Yury explained that Bulba Ventures is similar to business angels: participating in the startup’s life help with networking and frequently also with some engineering nuances. From time to time Yuri provides personal guidance for startups.

YM: We actively participate in the lives of startups that need it.

I also asked about blockchain-based startups investments.

YM: We stopped reviewing blockchain startups for now. At the moment there’s a big signal-to-noise ratio in this sphere. Firstly there are many scammers, secondly there are many incompetent startups. Between those that remain we see startups that make worthwhile things, but then there are legal regulations. Another issue is changing attitude towards these startups in the society. Moreover, the core value of many blockchain-startups is that something was made in traditional way and now it is made with blockchain. We review only those startups where machine learning is the core value. And when the core value is in machine learning, minimal viable product can be made without blockchain.

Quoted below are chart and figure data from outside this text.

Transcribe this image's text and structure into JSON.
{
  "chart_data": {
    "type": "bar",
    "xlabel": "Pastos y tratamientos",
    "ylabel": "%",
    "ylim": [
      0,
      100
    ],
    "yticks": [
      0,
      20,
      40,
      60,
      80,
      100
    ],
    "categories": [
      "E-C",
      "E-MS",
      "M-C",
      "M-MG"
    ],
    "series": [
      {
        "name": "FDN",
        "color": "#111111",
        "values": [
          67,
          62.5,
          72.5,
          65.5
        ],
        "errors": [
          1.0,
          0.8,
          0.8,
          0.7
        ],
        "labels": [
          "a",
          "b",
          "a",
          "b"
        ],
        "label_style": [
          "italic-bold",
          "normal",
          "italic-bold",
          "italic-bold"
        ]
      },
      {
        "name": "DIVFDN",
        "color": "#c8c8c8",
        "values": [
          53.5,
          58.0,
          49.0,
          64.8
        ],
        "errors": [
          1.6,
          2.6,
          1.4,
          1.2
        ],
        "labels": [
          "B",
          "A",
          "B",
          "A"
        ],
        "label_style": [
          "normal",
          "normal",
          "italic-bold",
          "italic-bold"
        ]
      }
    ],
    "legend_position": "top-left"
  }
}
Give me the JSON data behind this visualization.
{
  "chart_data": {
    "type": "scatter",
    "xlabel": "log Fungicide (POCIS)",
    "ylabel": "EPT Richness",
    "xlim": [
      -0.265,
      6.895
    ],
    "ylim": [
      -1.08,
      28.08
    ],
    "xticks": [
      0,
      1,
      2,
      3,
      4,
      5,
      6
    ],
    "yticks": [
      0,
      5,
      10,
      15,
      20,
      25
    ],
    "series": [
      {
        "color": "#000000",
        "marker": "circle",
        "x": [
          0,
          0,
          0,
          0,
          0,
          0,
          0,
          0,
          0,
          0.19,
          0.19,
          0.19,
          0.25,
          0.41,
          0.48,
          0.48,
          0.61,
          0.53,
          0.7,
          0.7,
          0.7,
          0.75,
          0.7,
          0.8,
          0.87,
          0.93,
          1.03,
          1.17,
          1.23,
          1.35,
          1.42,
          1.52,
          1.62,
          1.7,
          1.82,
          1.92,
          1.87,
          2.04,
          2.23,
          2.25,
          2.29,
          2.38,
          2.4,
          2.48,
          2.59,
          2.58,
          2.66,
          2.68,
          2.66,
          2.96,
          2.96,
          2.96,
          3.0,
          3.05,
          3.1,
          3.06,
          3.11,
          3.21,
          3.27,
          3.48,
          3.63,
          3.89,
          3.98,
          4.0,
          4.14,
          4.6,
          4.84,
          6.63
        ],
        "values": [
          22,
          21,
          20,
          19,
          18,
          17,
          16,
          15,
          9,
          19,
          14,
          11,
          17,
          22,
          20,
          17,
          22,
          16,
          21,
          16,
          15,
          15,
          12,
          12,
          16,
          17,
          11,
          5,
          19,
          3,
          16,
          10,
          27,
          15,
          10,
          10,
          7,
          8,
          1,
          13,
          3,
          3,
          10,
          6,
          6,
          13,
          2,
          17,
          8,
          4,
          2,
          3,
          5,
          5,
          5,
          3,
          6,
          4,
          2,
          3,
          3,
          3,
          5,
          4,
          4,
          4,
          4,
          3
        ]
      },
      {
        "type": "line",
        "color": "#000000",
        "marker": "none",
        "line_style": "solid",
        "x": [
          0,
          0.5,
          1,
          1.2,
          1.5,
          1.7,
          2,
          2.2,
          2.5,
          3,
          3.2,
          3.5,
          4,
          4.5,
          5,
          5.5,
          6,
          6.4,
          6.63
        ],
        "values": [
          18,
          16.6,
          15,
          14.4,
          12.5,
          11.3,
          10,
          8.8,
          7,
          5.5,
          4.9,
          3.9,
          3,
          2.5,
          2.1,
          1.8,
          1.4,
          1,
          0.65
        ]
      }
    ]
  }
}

Igor Ryabenkiy, founder and managing partner of AltaIR Capital, shows more trust in blockchain projects industry.

IR: We choose projects that have the potential of becoming global in one market or worldwide. Because blockchain is a technology with the first phase of maturity, we found it quite perspective and, therefore, have been working with it for some years now. We also have a specific department that works with blockchain.

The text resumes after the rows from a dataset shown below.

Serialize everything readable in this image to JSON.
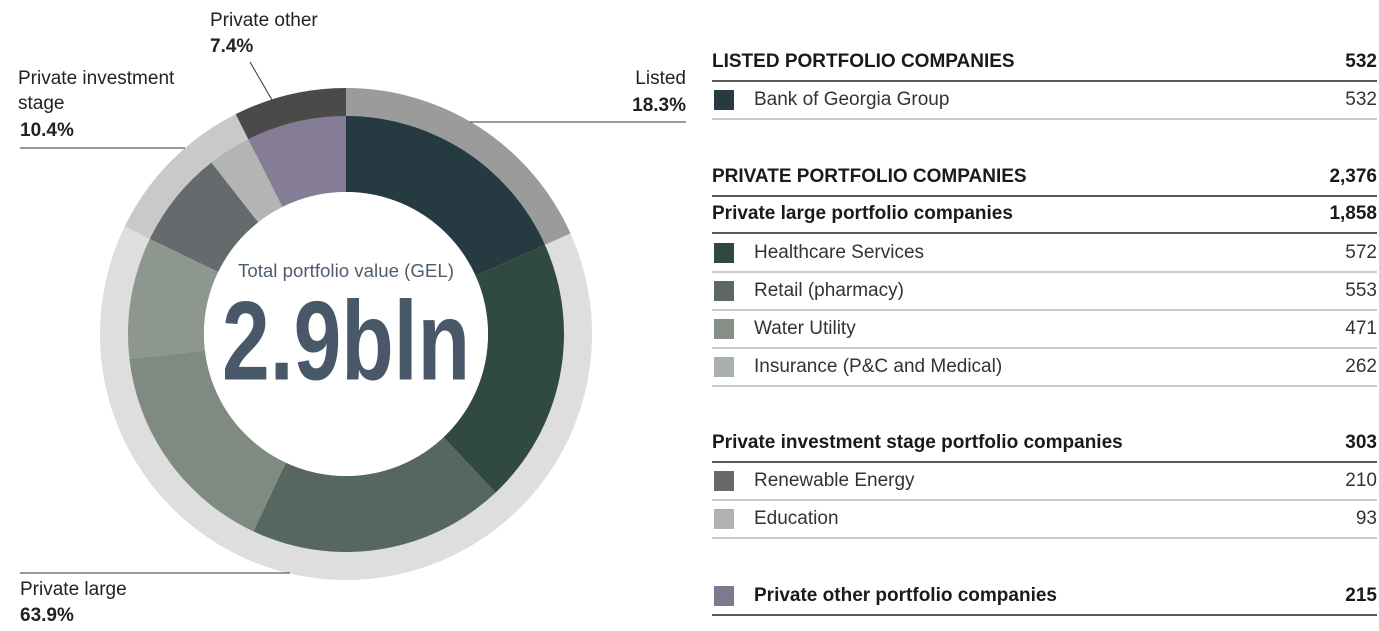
{
  "chart_data": {
    "type": "donut",
    "center_label": "Total portfolio value (GEL)",
    "center_value": "2.9bln",
    "outer": {
      "categories": [
        "Listed",
        "Private large",
        "Private investment stage",
        "Private other"
      ],
      "values": [
        18.3,
        63.9,
        10.4,
        7.4
      ],
      "value_labels": [
        "18.3%",
        "63.9%",
        "10.4%",
        "7.4%"
      ],
      "colors": [
        "#9b9b9b",
        "#dedede",
        "#c9c9c9",
        "#4a4a4a"
      ]
    },
    "inner": {
      "values": [
        532,
        572,
        553,
        471,
        262,
        210,
        93,
        215
      ],
      "colors": [
        "#263a42",
        "#314a40",
        "#566760",
        "#7f8b82",
        "#8e978f",
        "#656b6d",
        "#b4b4b4",
        "#857d96"
      ]
    }
  },
  "table": {
    "rows": [
      {
        "kind": "header",
        "name": "LISTED PORTFOLIO COMPANIES",
        "value": "532"
      },
      {
        "kind": "item",
        "name": "Bank of Georgia Group",
        "value": "532",
        "color": "#263a42"
      },
      {
        "kind": "header",
        "name": "PRIVATE PORTFOLIO COMPANIES",
        "value": "2,376"
      },
      {
        "kind": "subheader",
        "name": "Private large portfolio companies",
        "value": "1,858"
      },
      {
        "kind": "item",
        "name": "Healthcare Services",
        "value": "572",
        "color": "#2f4840"
      },
      {
        "kind": "item",
        "name": "Retail (pharmacy)",
        "value": "553",
        "color": "#5e6863"
      },
      {
        "kind": "item",
        "name": "Water Utility",
        "value": "471",
        "color": "#858f86"
      },
      {
        "kind": "item",
        "name": "Insurance (P&C and Medical)",
        "value": "262",
        "color": "#aab0aa"
      },
      {
        "kind": "subheader",
        "name": "Private investment stage portfolio companies",
        "value": "303"
      },
      {
        "kind": "item",
        "name": "Renewable Energy",
        "value": "210",
        "color": "#67696b"
      },
      {
        "kind": "item",
        "name": "Education",
        "value": "93",
        "color": "#b2b2b2"
      },
      {
        "kind": "subheader",
        "name": "Private other portfolio companies",
        "value": "215",
        "color": "#7f7891"
      }
    ]
  }
}
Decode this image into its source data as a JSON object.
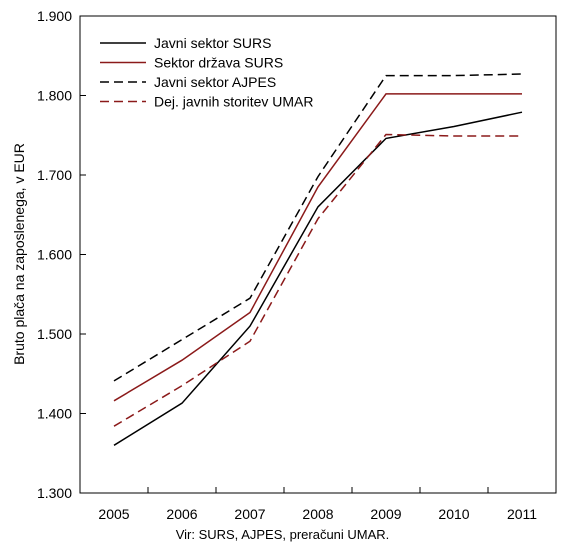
{
  "chart_data": {
    "type": "line",
    "x": [
      "2005",
      "2006",
      "2007",
      "2008",
      "2009",
      "2010",
      "2011"
    ],
    "ylabel": "Bruto plača na zaposlenega, v EUR",
    "xlabel": "",
    "ylim": [
      1300,
      1900
    ],
    "yticks": [
      1300,
      1400,
      1500,
      1600,
      1700,
      1800,
      1900
    ],
    "ytick_labels": [
      "1.300",
      "1.400",
      "1.500",
      "1.600",
      "1.700",
      "1.800",
      "1.900"
    ],
    "grid": false,
    "legend_position": "top-left",
    "series": [
      {
        "name": "Javni sektor SURS",
        "values": [
          1360,
          1413,
          1510,
          1660,
          1746,
          1761,
          1779
        ],
        "color": "#000000",
        "dash": "solid"
      },
      {
        "name": "Sektor država SURS",
        "values": [
          1416,
          1467,
          1527,
          1685,
          1802,
          1802,
          1802
        ],
        "color": "#8b1a1a",
        "dash": "solid"
      },
      {
        "name": "Javni sektor AJPES",
        "values": [
          1441,
          1493,
          1545,
          1698,
          1825,
          1825,
          1827
        ],
        "color": "#000000",
        "dash": "dashed"
      },
      {
        "name": "Dej. javnih storitev UMAR",
        "values": [
          1384,
          1435,
          1491,
          1645,
          1751,
          1749,
          1749
        ],
        "color": "#8b1a1a",
        "dash": "dashed"
      }
    ]
  },
  "caption": "Vir: SURS, AJPES, preračuni UMAR."
}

His team uses the following principles when making a choice among blockchain projects.

  1. We are interested in those who understand both the technological and business part of implementing blockchain into a specific business as an infrastructure or as an applied solution.
  2. These people not only need to understand the business, but also to know how to do it,  which steps to take in future. It doesn’t mean they will do it this way, but they have to have a vision.
  3. We chose those who don’t see blockchain as the latest fashion. It is an weighted decision that helps to widen one’s horizon, grow the market and make the project more effective.

Igor shared some of the projects he trusts and invests in. Video on Demand is a project that helps structurize and optimize the work from creators and right holders to spectators, raises the affinity, help the film “find” its spectator. There is also another project in the works that makes security measures for IoT devices. At first it wasn’t connected to blockchain, but as the customer base expanded, blockchain seemed like the best solution to provide transparency and decentralization. Igor mentions a huge number of scams, yet still keeps being quite positive about looking into the future.

IR: Blockchain is a good technology and it will be valued… But it isn’t the highest point of development, ain’t no need to praise it.